Sunday, October 17, 2010

Specificity

I've been writing quite a long time now and time and distance have given me the opportunity to look back--

T. S. Eliot -
- We shall not cease from our exploration
And at the end of all our exploring
Will be to arrive where we started
And know the place for the first time

I'm not going to be arriving where I started anytime soon but I sure can know that place better than when I was there.

I wrote very fast.  Which did me in good stead in television, where you wouldn't be at all if you couldn't write really really fast.  The problem with writing fast is that most people don't think that fast.  I don't think I think fast at all. 

Some people, and I've written with them so I see how they do it, can write mechanically.  They say "Vicki becomes Niki and then Mitch Laurence shows up and we have them..."  And they'll mechanically move the pieces around until they have story.  I do very poorly at that.  I need things to come to me and often it's not on schedule.  Things come to you when they come to you, unbidden, a surprise.  Not good for television.

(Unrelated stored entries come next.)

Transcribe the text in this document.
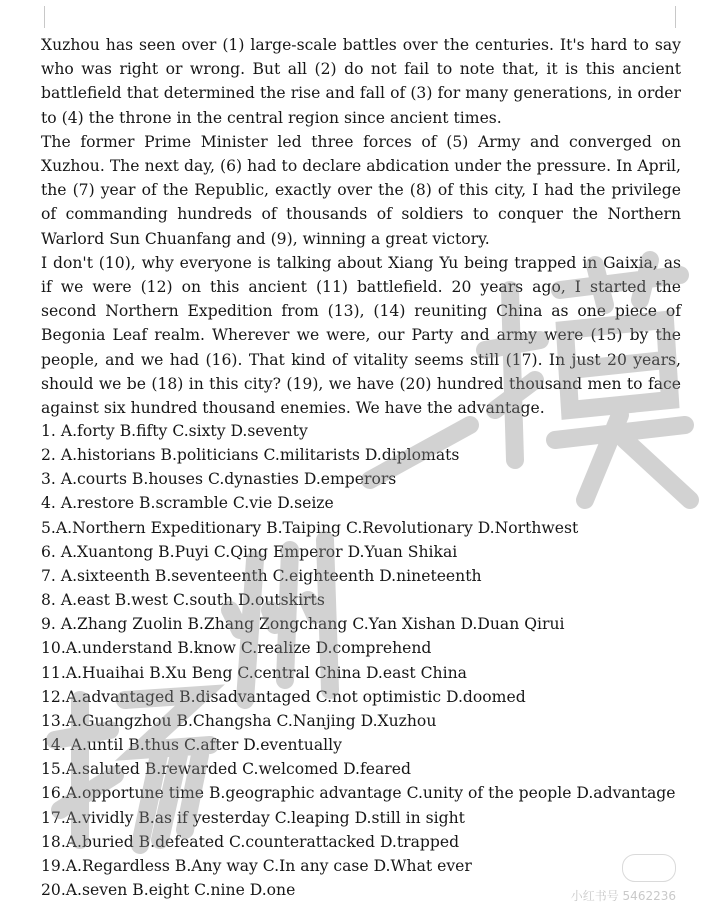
Xuzhou has seen over (1) large-scale battles over the centuries. It's hard to say who was right or wrong. But all (2) do not fail to note that, it is this ancient battlefield that determined the rise and fall of (3) for many generations, in order to (4) the throne in the central region since ancient times.

The former Prime Minister led three forces of (5) Army and converged on Xuzhou. The next day, (6) had to declare abdication under the pressure. In April, the (7) year of the Republic, exactly over the (8) of this city, I had the privilege of commanding hundreds of thousands of soldiers to conquer the Northern Warlord Sun Chuanfang and (9), winning a great victory.

I don't (10), why everyone is talking about Xiang Yu being trapped in Gaixia, as if we were (12) on this ancient (11) battlefield. 20 years ago, I started the second Northern Expedition from (13), (14) reuniting China as one piece of Begonia Leaf realm. Wherever we were, our Party and army were (15) by the people, and we had (16). That kind of vitality seems still (17). In just 20 years, should we be (18) in this city? (19), we have (20) hundred thousand men to face against six hundred thousand enemies. We have the advantage.

1. A.forty B.fifty C.sixty D.seventy
2. A.historians B.politicians C.militarists D.diplomats
3. A.courts B.houses C.dynasties D.emperors
4. A.restore B.scramble C.vie D.seize
5.A.Northern Expeditionary B.Taiping C.Revolutionary D.Northwest
6. A.Xuantong B.Puyi C.Qing Emperor D.Yuan Shikai
7. A.sixteenth B.seventeenth C.eighteenth D.nineteenth
8. A.east B.west C.south D.outskirts
9. A.Zhang Zuolin B.Zhang Zongchang C.Yan Xishan D.Duan Qirui
10.A.understand B.know C.realize D.comprehend
11.A.Huaihai B.Xu Beng C.central China D.east China
12.A.advantaged B.disadvantaged C.not optimistic D.doomed
13.A.Guangzhou B.Changsha C.Nanjing D.Xuzhou
14. A.until B.thus C.after D.eventually
15.A.saluted B.rewarded C.welcomed D.feared
16.A.opportune time B.geographic advantage C.unity of the people D.advantage
17.A.vividly B.as if yesterday C.leaping D.still in sight
18.A.buried B.defeated C.counterattacked D.trapped
19.A.Regardless B.Any way C.In any case D.What ever
20.A.seven B.eight C.nine D.one	小红书号 5462236
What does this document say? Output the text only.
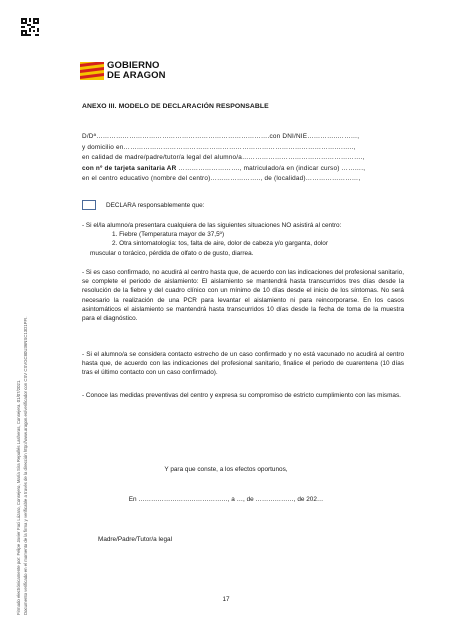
GOBIERNO
DE ARAGON
Firmado electrónicamente por: Felipe Javier Faci Lázaro, Consejero, María Sira Repollés Lasheras, Consejera. 01/07/2021. Documento verificado en el momento de la firma y verificable a través de la dirección http://www.aragon.es/verificador con CSV CSVGC80U36NSC13D1PFI.
ANEXO III. MODELO DE DECLARACIÓN RESPONSABLE
D/Dª…………………………………………………………………….con DNI/NIE…………..………,
y domicilio en……………………………………………………………………………………….…..,
en calidad de madre/padre/tutor/a legal del alumno/a……………………………………………….,
con nº de tarjeta sanitaria AR ………………………., matriculado/a en (indicar curso) ……….,
en el centro educativo (nombre del centro)………………….., de (localidad)……………………,
DECLARA responsablemente que:
- Si el/la alumno/a presentara cualquiera de las siguientes situaciones NO asistirá al centro:
1. Fiebre (Temperatura mayor de 37,5º)
2. Otra sintomatología: tos, falta de aire, dolor de cabeza y/o garganta, dolor
muscular o torácico, pérdida de olfato o de gusto, diarrea.
- Si es caso confirmado, no acudirá al centro hasta que, de acuerdo con las indicaciones del profesional sanitario, se complete el periodo de aislamiento: El aislamiento se mantendrá hasta transcurridos tres días desde la resolución de la fiebre y del cuadro clínico con un mínimo de 10 días desde el inicio de los síntomas. No será necesario la realización de una PCR para levantar el aislamiento ni para reincorporarse. En los casos asintomáticos el aislamiento se mantendrá hasta transcurridos 10 días desde la fecha de toma de la muestra para el diagnóstico.
- Si el alumno/a se considera contacto estrecho de un caso confirmado y no está vacunado no acudirá al centro hasta que, de acuerdo con las indicaciones del profesional sanitario, finalice el periodo de cuarentena (10 días tras el último contacto con un caso confirmado).
- Conoce las medidas preventivas del centro y expresa su compromiso de estricto cumplimiento con las mismas.
Y para que conste, a los efectos oportunos,
En ……………………………………, a …, de ………………, de 202…
Madre/Padre/Tutor/a legal
17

The real problem with speed is that like a speed skater, you're flying over the ice 1/16th of an inch deep.  There's no time to reflect.  You neglect the texture, the implications, the coloration, and the specificity in order to be done.

This works for an awful lot of writers, and many readers don't mind.  These days, people don't miss complications.  You don't have it in television or film.  You don't have it in music.  Why should it be in books.
I had to explain a shallow little love story to someone involved in the project.  She couldn't imbue the dialog with the meaning that was on the page.  (I wasn't specific enough!)
So my advice of the day is to take the time to be specific with your characters, make them complicated, make them detailed, make it possible to understand them.